Emerge da uno studio di Nomisma presentato in occasione del convegno "La filiera agroalimentare al centro della nuova strategia per il Made in Italy" organizzato dalla casa editrice Edagricole che celebra i suoi 80 anni, presso l'auditorium Santa Chiara a Roma. Per quanto riguarda i consumi, quelli dell'agroalimentare ammontano a 243 miliardi di euro, il 23% della spesa degli italiani. Tornando all'export, per Nomisma l'agroalimentare è stato il settore che dal 2007 al 2017 ha ottenuto la maggiore crescita, in 10 anni +68% contro il totale della manifattura italiana (23%), secondo solo alla farmaceutica (107%) e superando l'automotive (51%).
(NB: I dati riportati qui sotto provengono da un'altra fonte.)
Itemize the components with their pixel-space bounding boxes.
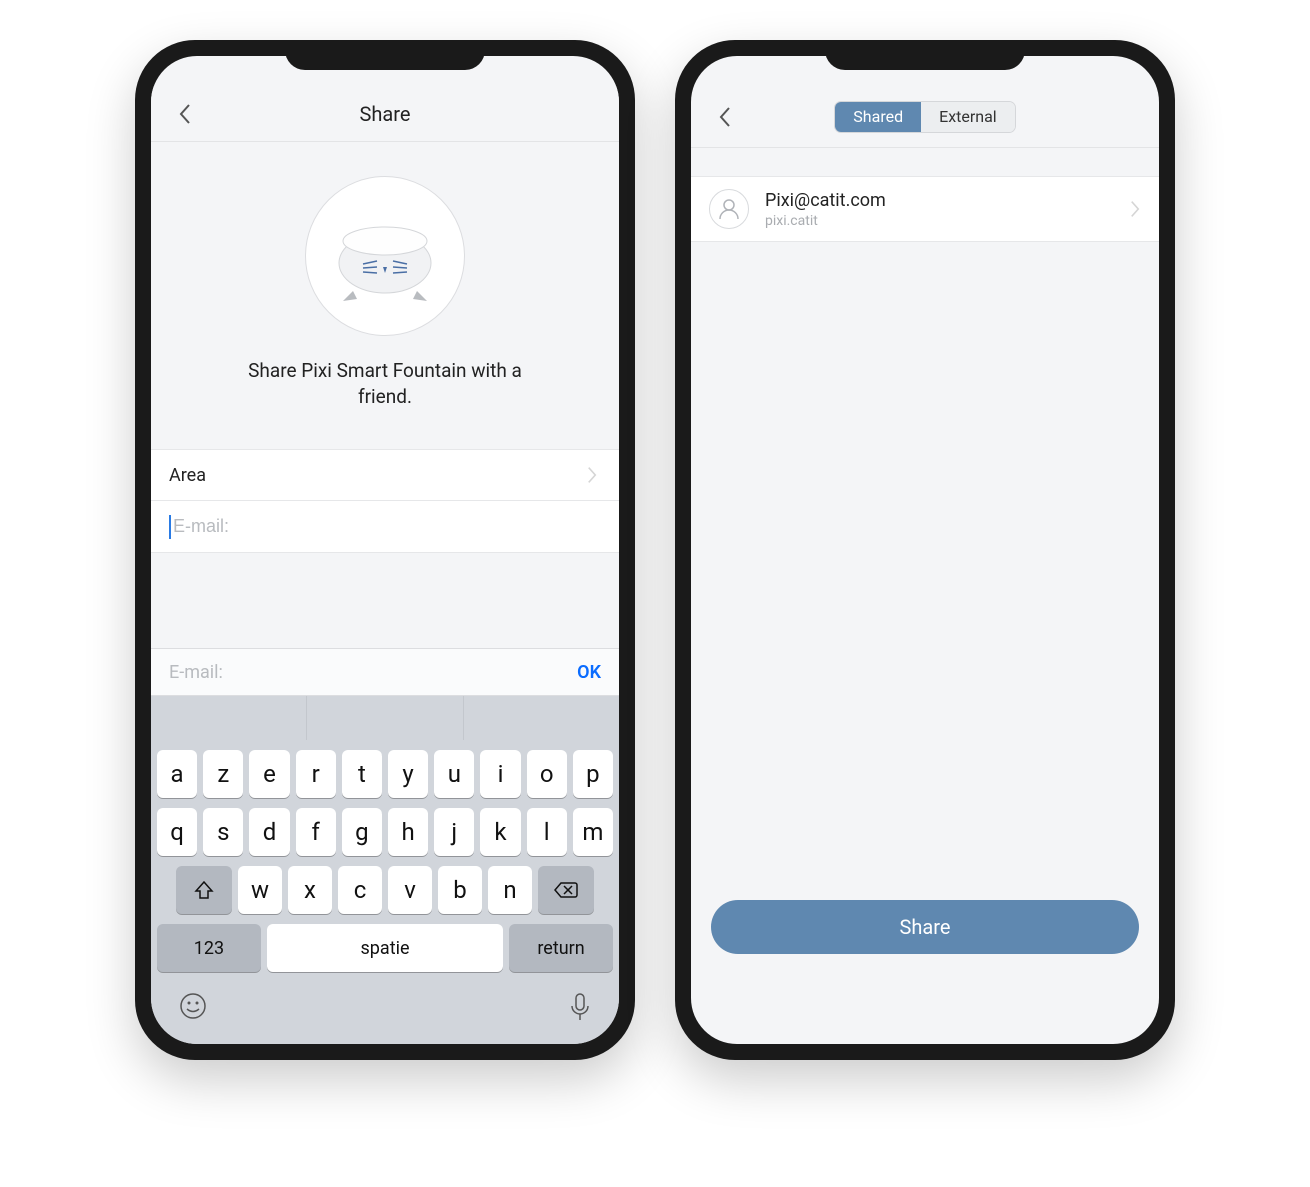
space-key[interactable]: spatie	[267, 924, 503, 972]
back-button[interactable]	[173, 102, 197, 126]
list-item-text: Pixi@catit.com pixi.catit	[765, 190, 1113, 229]
keyboard-suggestion-bar	[151, 696, 619, 740]
key-w[interactable]: w	[238, 866, 282, 914]
navbar: Share	[151, 86, 619, 142]
key-b[interactable]: b	[438, 866, 482, 914]
list-item[interactable]: Pixi@catit.com pixi.catit	[691, 177, 1159, 241]
area-row[interactable]: Area	[151, 449, 619, 501]
key-r[interactable]: r	[296, 750, 336, 798]
chevron-left-icon	[718, 106, 732, 128]
key-g[interactable]: g	[342, 808, 382, 856]
key-s[interactable]: s	[203, 808, 243, 856]
chevron-left-icon	[178, 103, 192, 125]
numbers-key[interactable]: 123	[157, 924, 261, 972]
key-z[interactable]: z	[203, 750, 243, 798]
keyboard-row-3: w x c v b n	[157, 866, 613, 914]
list-item-title: Pixi@catit.com	[765, 190, 1113, 211]
dictation-key[interactable]	[569, 992, 591, 1030]
mic-icon	[569, 992, 591, 1022]
key-f[interactable]: f	[296, 808, 336, 856]
chevron-right-icon	[1129, 200, 1141, 218]
keyboard-accessory: E-mail: OK	[151, 648, 619, 696]
key-l[interactable]: l	[527, 808, 567, 856]
shared-list: Pixi@catit.com pixi.catit	[691, 176, 1159, 242]
segmented-control: Shared External	[834, 101, 1015, 133]
return-key[interactable]: return	[509, 924, 613, 972]
key-v[interactable]: v	[388, 866, 432, 914]
avatar	[709, 189, 749, 229]
tab-shared[interactable]: Shared	[835, 102, 921, 132]
key-o[interactable]: o	[527, 750, 567, 798]
emoji-key[interactable]	[179, 992, 207, 1030]
key-y[interactable]: y	[388, 750, 428, 798]
key-p[interactable]: p	[573, 750, 613, 798]
keyboard-row-4: 123 spatie return	[157, 924, 613, 972]
share-button[interactable]: Share	[711, 900, 1139, 954]
shift-icon	[194, 880, 214, 900]
tab-external[interactable]: External	[921, 102, 1015, 132]
user-icon	[717, 197, 741, 221]
key-x[interactable]: x	[288, 866, 332, 914]
backspace-icon	[554, 881, 578, 899]
key-t[interactable]: t	[342, 750, 382, 798]
list-item-subtitle: pixi.catit	[765, 213, 1113, 229]
ok-button[interactable]: OK	[577, 662, 601, 683]
text-cursor	[169, 515, 171, 539]
keyboard-bottom-row	[157, 982, 613, 1030]
key-e[interactable]: e	[249, 750, 289, 798]
key-m[interactable]: m	[573, 808, 613, 856]
emoji-icon	[179, 992, 207, 1020]
hero-text: Share Pixi Smart Fountain with a friend.	[225, 358, 545, 409]
page-title: Share	[360, 102, 411, 126]
device-image	[305, 176, 465, 336]
key-u[interactable]: u	[434, 750, 474, 798]
back-button[interactable]	[713, 105, 737, 129]
key-n[interactable]: n	[488, 866, 532, 914]
key-c[interactable]: c	[338, 866, 382, 914]
chevron-right-icon	[583, 466, 601, 484]
key-h[interactable]: h	[388, 808, 428, 856]
accessory-placeholder: E-mail:	[169, 662, 577, 683]
email-field[interactable]	[173, 516, 601, 537]
backspace-key[interactable]	[538, 866, 594, 914]
keyboard: a z e r t y u i o p q s d f g h j k l	[151, 740, 619, 1044]
key-j[interactable]: j	[434, 808, 474, 856]
navbar: Shared External	[691, 86, 1159, 148]
email-row[interactable]	[151, 501, 619, 553]
key-k[interactable]: k	[480, 808, 520, 856]
area-label: Area	[169, 465, 583, 486]
fountain-icon	[325, 201, 445, 311]
key-d[interactable]: d	[249, 808, 289, 856]
key-i[interactable]: i	[480, 750, 520, 798]
hero: Share Pixi Smart Fountain with a friend.	[151, 142, 619, 449]
key-q[interactable]: q	[157, 808, 197, 856]
screen-right: Shared External Pixi@catit.com pixi.cati…	[691, 56, 1159, 1044]
keyboard-row-2: q s d f g h j k l m	[157, 808, 613, 856]
shift-key[interactable]	[176, 866, 232, 914]
keyboard-row-1: a z e r t y u i o p	[157, 750, 613, 798]
phone-right: Shared External Pixi@catit.com pixi.cati…	[675, 40, 1175, 1060]
screen-left: Share Share Pixi Smart Fountai	[151, 56, 619, 1044]
key-a[interactable]: a	[157, 750, 197, 798]
phone-left: Share Share Pixi Smart Fountai	[135, 40, 635, 1060]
In merito all'export secondo lo studio "cresciamo tanto ma il gap nei confronti dei top esportatori di agroalimentare e' ancora rilevante". La Germania ci precede con un export di 72,2 miliardi di euro, la Francia con 60 e la Spagna con 47. Per Nomisma "siamo molto concentrati nell'export nel Vecchio Continente e poco nei mercati emergenti come Asia e Sud America" dove esportiamo rispettivamente 5 miliardi di euro di prodotti e 600 milioni. Questo secondo Nomisma "perché le nostre imprese sono piccole e solo il 15% del totale riesce ad esportare".
Per quanto riguarda il prezzo medio all'export dei prodotti made in Italy lo studio evidenzia che l'Italia e' leader in formaggi (6,2 euro al kg), olio di oliva (4,4) e salumi (6,3) denotando "una maggiore qualità e maggiori costi di produzione".
E' invece solo dopo la Francia per quanto riguarda il vino: 3,5 euro al litro contro 5,2 (vini fermi imbottigliati).